Throw in the profit-dependent pharmaceutical industry and a high-status
profession looking for new roles and we have the ideal cultural preconditions
for the birth and propagation of the
ADHD construct.

Is a medical model of ADHD therapeutically helpful? Quite the opposite; it offers a decontextualised and simplistic idea that leads to all of us – parents, teachers and doctors – disengaging from our social responsibility to raise well-behaved children.

We thus become a symptom of the cultural disease we purport to cure. It supports the profit motive of the pharmaceutical industry, which has been accused of helping to create and propagate the notion of ADHD in order to expand its own markets.
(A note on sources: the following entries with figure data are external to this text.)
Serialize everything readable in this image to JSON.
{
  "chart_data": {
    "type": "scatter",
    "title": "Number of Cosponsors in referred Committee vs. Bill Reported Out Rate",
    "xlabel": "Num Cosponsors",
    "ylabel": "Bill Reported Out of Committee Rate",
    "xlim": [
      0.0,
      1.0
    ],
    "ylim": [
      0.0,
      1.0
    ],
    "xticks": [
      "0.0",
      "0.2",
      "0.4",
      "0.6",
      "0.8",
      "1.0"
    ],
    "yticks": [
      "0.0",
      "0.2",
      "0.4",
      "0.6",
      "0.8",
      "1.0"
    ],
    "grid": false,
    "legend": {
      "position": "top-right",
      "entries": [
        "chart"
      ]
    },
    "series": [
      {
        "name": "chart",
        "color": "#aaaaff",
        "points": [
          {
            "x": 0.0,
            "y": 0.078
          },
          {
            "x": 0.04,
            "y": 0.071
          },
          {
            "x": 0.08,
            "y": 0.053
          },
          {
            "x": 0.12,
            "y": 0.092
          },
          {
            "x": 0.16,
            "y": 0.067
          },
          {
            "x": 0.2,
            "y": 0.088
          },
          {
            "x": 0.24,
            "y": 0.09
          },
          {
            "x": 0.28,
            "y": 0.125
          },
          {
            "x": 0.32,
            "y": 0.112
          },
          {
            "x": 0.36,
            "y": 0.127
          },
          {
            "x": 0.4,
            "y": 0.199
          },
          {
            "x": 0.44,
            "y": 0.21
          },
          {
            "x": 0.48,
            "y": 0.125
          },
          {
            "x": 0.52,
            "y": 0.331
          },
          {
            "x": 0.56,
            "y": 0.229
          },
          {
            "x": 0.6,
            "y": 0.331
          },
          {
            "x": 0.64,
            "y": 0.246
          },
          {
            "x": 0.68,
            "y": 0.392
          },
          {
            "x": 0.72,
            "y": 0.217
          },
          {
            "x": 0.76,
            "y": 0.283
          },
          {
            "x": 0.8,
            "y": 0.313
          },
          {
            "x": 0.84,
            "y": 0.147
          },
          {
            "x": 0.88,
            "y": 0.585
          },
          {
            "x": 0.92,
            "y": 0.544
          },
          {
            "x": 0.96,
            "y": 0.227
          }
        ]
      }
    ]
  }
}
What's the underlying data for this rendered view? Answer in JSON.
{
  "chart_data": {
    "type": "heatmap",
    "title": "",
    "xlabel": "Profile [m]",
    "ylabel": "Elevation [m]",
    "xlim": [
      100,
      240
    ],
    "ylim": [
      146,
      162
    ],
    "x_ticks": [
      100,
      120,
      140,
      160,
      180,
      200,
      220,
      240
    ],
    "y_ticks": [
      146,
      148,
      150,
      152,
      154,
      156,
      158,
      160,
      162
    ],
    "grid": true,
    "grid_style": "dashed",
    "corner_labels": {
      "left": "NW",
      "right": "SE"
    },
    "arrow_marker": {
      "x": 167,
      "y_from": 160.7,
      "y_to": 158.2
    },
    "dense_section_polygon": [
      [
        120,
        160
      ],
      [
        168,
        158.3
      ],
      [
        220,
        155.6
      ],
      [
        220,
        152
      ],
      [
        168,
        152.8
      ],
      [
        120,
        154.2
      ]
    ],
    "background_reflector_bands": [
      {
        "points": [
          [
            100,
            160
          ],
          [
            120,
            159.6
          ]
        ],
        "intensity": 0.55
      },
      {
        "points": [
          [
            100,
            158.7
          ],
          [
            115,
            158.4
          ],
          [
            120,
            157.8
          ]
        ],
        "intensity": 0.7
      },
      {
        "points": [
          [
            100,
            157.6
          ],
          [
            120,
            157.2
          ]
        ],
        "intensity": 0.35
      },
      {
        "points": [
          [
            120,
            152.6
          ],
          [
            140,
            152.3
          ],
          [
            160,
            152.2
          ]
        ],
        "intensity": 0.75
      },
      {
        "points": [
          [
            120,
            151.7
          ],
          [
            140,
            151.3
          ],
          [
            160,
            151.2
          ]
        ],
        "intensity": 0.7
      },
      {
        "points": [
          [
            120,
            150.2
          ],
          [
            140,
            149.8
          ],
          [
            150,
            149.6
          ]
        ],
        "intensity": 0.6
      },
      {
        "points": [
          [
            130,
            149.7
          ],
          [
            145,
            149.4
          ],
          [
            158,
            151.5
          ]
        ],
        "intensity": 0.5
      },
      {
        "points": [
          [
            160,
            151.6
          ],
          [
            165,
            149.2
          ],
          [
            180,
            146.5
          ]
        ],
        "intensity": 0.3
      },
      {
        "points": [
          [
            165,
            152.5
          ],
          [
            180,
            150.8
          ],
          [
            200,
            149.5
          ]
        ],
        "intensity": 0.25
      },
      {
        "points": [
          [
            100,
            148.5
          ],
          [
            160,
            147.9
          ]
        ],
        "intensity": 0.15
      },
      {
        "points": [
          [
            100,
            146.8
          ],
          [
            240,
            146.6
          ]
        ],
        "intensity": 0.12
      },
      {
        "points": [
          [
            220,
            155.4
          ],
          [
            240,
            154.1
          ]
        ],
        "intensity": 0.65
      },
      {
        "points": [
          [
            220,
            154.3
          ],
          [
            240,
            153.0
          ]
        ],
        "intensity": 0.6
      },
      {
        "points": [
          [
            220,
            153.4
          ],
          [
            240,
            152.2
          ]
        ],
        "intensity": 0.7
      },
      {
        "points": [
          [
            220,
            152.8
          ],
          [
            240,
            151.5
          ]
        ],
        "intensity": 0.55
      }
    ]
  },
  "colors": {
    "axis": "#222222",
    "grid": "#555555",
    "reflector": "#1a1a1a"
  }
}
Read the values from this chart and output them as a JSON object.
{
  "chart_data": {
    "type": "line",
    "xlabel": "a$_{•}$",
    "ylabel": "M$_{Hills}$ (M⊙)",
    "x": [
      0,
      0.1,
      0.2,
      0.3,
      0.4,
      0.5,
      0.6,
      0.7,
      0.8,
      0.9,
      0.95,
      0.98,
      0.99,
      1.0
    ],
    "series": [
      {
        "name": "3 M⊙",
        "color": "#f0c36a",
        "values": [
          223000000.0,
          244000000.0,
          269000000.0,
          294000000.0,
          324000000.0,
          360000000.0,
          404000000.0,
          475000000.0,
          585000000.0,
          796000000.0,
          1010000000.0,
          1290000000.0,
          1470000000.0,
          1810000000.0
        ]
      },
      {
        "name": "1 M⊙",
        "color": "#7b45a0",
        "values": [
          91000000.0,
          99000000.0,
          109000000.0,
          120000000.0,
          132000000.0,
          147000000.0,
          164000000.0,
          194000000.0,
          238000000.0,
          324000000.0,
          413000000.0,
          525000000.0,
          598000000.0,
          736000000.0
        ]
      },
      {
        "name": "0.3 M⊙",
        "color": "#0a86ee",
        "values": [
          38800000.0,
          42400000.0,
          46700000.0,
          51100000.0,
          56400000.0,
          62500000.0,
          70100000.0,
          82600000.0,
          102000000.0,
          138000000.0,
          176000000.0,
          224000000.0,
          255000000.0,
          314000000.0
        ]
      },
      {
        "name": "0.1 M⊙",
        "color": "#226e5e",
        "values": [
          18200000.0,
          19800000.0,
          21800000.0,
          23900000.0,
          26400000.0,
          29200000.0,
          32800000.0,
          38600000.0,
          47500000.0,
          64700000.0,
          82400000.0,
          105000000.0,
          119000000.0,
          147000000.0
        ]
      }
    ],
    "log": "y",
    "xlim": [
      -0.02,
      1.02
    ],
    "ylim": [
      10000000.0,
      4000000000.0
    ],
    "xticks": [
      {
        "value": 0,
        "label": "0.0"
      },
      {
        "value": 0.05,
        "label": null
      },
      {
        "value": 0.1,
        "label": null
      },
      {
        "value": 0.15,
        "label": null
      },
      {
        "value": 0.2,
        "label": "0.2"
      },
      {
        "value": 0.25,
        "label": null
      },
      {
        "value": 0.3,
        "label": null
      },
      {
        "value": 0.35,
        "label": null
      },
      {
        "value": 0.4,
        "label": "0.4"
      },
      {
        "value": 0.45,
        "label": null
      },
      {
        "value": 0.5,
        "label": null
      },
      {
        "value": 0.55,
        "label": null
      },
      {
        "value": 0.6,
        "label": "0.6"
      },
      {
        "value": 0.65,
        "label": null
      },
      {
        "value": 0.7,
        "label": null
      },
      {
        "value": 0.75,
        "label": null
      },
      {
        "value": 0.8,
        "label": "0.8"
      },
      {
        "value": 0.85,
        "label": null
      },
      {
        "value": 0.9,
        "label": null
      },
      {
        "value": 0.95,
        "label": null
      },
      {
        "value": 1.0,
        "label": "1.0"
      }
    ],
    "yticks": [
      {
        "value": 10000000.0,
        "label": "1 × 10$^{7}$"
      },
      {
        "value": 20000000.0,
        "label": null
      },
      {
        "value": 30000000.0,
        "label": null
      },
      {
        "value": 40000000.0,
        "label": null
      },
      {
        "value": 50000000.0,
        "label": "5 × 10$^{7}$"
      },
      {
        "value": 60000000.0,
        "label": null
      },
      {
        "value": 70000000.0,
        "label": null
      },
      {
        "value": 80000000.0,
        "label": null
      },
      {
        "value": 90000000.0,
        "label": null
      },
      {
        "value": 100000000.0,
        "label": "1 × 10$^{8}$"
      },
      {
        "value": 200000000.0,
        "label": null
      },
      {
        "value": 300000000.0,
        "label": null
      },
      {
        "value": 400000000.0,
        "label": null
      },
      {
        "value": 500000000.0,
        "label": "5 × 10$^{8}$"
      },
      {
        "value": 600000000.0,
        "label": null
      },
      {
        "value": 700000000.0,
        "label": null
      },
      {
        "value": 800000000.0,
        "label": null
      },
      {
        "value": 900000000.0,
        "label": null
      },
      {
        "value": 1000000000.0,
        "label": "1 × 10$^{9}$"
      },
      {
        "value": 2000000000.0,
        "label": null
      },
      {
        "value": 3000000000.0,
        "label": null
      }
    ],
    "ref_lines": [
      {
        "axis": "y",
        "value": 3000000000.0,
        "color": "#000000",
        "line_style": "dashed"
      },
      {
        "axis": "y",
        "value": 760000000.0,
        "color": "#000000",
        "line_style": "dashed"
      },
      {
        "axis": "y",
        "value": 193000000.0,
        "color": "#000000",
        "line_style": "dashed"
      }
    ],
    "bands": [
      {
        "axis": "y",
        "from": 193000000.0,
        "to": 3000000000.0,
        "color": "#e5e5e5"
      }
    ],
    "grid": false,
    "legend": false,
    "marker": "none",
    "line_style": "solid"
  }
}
By acting as agents of social control and stifling diversity in children, we are victimising millions of children and their families by putting children on highly addictive drugs that have no proven long-term benefit (Timimi, 2002) and have been shown in animal studies to have brain-disabling effects (Moll et al, 2001; Sproson et al, 2001; Breggin, 2002).

By conceptualising problems as medically caused we end up offering interventions (drug and behavioural) that teach ADHD-type behaviour to the child.

ADHD scripts a potentially life-long story of disability and deficit, resulting in an attitude of a ‘pill for life’s problems’.

We create unnecessary dependence on doctors, discouraging children and their families from engaging their own abilities to solve problems. ADHD is de-skilling for us as a profession as there is minimal skill involved in ticking off a checklist of symptoms and reaching for the prescription pad.